Терминал напоследок хрюкнул.

Кабель-капитан громко зашмыгал носом, и, выходя из приемной, сочно сплюнул под ноги Вовчику:

— Эх, что бы ты понимал, смерд…

Взревел перегруженный двигатель, кабель-капитан прыгнул на переднее сиденье. И, подняв тучу пыли, «козёл» укатил.

— Ну, что думаешь? — спросил Фил.

— Лично я не услышал ничего полезного. Ну в Кирше развалины, зараза, так я это и без него знаю; ну сай кабло тянет в Новгород, так и что с того, пусть тянет, лично я не против.

— Не то ты слушал.

Фил прокрутил ещё раз самое начало разговора, до предела увеличив громкость: «Пи-пи-пи-пи пи-пи-пи» — как из пулемета — и дальше «Сиятельный Сай, пи-пи-пи, докладывает…»

— Понял?

— С трудом.
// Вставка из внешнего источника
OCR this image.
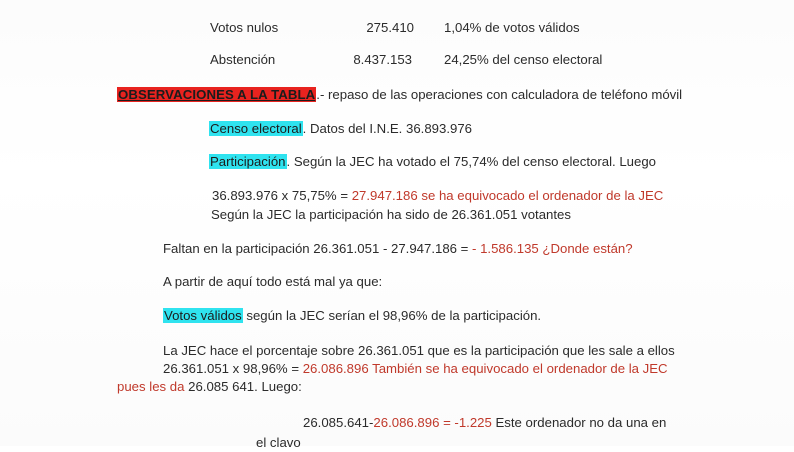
Votos nulos	275.410 1,04% de votos válidos
Abstención	8.437.153 24,25% del censo electoral
OBSERVACIONES A LA TABLA.- repaso de las operaciones con calculadora de teléfono móvil
Censo electoral. Datos del I.N.E. 36.893.976
Participación. Según la JEC ha votado el 75,74% del censo electoral. Luego
36.893.976 x 75,75% = 27.947.186 se ha equivocado el ordenador de la JEC
Según la JEC la participación ha sido de 26.361.051 votantes
Faltan en la participación 26.361.051 - 27.947.186 = - 1.586.135 ¿Donde están?
A partir de aquí todo está mal ya que:
Votos válidos según la JEC serían el 98,96% de la participación.
La JEC hace el porcentaje sobre 26.361.051 que es la participación que les sale a ellos
26.361.051 x 98,96% = 26.086.896 También se ha equivocado el ordenador de la JEC
pues les da 26.085 641. Luego:
26.085.641-26.086.896 = -1.225 Este ordenador no da una en
el clavo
И… ой, сделай потише, вон мужик идет, — Вовчик сделал «козу» подходящему лапотнику, — Свали, хмырюга, моя очередь.

Потом захлопнул дверь, опустил щеколду.

— Теперь слушай внимательно. Будешь нажимать на все кнопки подряд, с перерывом в секунду, через «сброс». Доступно?

— По! — Вовчик расцвёл. — Тональный набор, да?

— Точно.

Ровно через две минуты Фил выдал код входа в закрытые банки данных сая.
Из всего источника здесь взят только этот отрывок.